New apartments in Boise, built to appeal to new Boise residents

A few metro areas far north of the Sun Belt are also growing quickly in population, due in part to people moving from more expensive cities on the West Coast.

“Idaho has experienced explosive growth in the past several years amid an influx of new arrivals from California and the Northwest,” says Kevin Newman, CEO and Creative Director for Newman Garrison + Partners, an architecture firm based in Costa Mesa, Calif. The firm has designed two apartment communities now under construction in Boise, Idaho.
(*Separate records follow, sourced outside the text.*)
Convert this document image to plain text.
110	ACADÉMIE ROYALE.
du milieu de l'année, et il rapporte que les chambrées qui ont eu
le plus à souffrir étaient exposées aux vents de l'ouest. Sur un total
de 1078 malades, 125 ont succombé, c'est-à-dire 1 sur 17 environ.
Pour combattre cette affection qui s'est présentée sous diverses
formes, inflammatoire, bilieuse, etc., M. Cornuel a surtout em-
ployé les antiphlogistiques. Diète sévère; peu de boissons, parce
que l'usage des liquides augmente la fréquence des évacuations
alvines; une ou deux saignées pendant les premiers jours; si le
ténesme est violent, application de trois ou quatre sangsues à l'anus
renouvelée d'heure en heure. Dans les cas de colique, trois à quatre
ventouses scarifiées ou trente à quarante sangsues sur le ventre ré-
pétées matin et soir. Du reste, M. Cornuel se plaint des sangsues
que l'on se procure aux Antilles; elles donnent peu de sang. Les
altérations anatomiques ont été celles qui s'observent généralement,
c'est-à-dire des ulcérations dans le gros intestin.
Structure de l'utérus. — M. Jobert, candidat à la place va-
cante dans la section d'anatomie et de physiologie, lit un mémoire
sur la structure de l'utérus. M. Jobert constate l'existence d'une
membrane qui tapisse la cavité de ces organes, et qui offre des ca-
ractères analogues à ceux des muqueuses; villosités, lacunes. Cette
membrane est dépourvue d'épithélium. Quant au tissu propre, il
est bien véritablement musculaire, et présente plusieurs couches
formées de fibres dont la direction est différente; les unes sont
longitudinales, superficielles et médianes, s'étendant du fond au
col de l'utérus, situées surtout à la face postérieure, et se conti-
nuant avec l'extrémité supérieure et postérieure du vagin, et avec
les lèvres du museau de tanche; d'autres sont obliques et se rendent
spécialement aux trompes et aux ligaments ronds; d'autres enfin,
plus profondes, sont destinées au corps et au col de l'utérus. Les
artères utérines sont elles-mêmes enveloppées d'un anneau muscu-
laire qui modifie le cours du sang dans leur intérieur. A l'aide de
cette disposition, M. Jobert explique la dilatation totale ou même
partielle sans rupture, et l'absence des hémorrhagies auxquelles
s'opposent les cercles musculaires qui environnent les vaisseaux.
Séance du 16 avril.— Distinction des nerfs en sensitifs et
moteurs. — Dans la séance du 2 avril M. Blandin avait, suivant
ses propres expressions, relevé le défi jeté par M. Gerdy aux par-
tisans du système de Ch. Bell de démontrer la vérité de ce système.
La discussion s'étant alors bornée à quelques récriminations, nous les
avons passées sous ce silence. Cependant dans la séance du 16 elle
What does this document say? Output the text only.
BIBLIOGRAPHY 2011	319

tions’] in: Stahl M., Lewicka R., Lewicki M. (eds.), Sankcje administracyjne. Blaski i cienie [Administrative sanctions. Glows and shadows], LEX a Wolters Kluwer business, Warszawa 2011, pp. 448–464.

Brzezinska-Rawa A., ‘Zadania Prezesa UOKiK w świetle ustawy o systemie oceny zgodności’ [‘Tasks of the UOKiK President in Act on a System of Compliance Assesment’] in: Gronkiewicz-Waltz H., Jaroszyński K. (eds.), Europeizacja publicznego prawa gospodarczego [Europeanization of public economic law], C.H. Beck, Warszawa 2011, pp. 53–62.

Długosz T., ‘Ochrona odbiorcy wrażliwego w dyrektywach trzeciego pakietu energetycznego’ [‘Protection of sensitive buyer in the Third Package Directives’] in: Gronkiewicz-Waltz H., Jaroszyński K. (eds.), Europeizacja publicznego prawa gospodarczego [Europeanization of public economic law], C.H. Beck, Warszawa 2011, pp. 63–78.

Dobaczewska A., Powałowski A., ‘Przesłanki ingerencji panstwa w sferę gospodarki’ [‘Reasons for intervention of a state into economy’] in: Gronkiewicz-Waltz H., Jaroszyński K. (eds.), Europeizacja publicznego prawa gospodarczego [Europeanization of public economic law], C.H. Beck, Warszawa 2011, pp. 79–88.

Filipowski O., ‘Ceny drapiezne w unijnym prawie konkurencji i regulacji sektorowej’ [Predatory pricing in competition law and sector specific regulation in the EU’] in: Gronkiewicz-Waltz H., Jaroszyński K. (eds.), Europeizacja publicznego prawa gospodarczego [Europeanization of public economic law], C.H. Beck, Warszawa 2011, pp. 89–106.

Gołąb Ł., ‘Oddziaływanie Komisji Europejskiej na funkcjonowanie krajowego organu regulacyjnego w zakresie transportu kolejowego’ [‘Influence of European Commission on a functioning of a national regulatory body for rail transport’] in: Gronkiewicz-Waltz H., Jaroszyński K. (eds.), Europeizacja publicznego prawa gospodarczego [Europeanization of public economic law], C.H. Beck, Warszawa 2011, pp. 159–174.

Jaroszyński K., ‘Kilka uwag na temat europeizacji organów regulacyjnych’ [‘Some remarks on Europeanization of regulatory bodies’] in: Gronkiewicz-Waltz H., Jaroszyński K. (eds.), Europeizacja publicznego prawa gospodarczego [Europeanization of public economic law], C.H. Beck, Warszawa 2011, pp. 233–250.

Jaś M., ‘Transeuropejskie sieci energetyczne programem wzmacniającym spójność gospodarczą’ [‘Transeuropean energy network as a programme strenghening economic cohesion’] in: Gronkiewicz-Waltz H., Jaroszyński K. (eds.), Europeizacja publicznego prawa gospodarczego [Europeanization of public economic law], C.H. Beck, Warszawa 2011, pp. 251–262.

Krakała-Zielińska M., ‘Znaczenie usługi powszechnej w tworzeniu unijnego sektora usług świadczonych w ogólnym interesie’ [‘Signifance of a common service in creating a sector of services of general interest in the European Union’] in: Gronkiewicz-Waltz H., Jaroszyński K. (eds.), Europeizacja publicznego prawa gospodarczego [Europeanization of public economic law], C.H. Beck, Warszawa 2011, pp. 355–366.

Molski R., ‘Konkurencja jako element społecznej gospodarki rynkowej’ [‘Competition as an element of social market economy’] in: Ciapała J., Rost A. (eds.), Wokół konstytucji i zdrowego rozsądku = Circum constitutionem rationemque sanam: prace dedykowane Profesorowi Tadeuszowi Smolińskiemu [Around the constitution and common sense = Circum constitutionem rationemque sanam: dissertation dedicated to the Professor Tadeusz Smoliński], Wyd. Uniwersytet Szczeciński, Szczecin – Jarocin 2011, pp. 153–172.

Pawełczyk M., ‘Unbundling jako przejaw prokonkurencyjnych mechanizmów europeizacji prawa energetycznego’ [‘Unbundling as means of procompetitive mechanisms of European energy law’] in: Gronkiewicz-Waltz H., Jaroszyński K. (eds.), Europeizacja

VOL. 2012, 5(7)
Its Seasons on the Bench community will create 354 new apartments with links to surrounding properties and a shared-use pathway along a canal on the site to promote Boise’s vision for better bicycle and pedestrian connectivity.

“Boise is an incredibly active and community-driven market, and therefore, the renters moving to this area are attracted to the city’s lifestyle and natural beauty,” says Newman.

Don’t undercount gateway cities Migration doesn’t just go in one direction. Many expensive gateway cities are still growing in population. People from other countries are moving to these gateway cities at the same time as other residents move away. Several of these gateway cities are also famously difficult places to build new apartments. As a result, the five largest gateway markets added just 1.1% to their inventory of apartments in 2023, compared to 3.2% in the Sun Belt markets, according to RealPage. As a result, the five gateway markets are seeing apartment occupancy rates stabilize more rapidly than the Sun Belt.

Because of net migration, the population of Washington, D.C., grew by 5,500 between July 2022 and July 2023, according to the annual estimates from the U.S. Census. Massachusetts, including most of the Boston metro area, also grew by 11,500 over the same period for the same reasons. Washington, including Seattle, grew by 13,600.

In contrast, New York state shrank by roughly 143,000 people between July 2022 and July 2023, according to the annual estimates from the Census. However, the annual Census estimates have undercounted the population of New York state in the past. “It’s not a bulletproof number,” says Fossum. 

In 2020, the once-a-decade, full U.S. Census added 800,000 New Yorkers that had been missed by earlier annual Census estimates. State officials spent millions to make sure the 2020 Census included even populations that can be difficult to count, such as undocumented immigrants not eager to communicate with Census officials and people living in other temporary arrangements.

“Maybe people of a certain age are moving out of New York—but younger people are moving there out of college or for entry-level jobs,” says Meyer. “It’s really just a rotation of people.”

PTM came close to buying a site to build an apartment property in Jersey City, N.J., across the Hudson River from Manhattan, in 2022. “We certainly got pretty far along with a couple of projects,” says Meyer. “It’s a market that we really know well and like.” 

Investors like Hamilton Zanze still look carefully at Census data. But they also watch other indicators. That includes announcements from companies opening new offices or moving their headquarters. Investors also check websites to see how much companies are charging to rent a moving truck traveling into or out of cities like Los Angeles. “During the pandemic, it cost you almost nothing… to go into California and the price was sky-high to 
get out,” says Fossum.

 

Bendix Anderson is a freelance writer.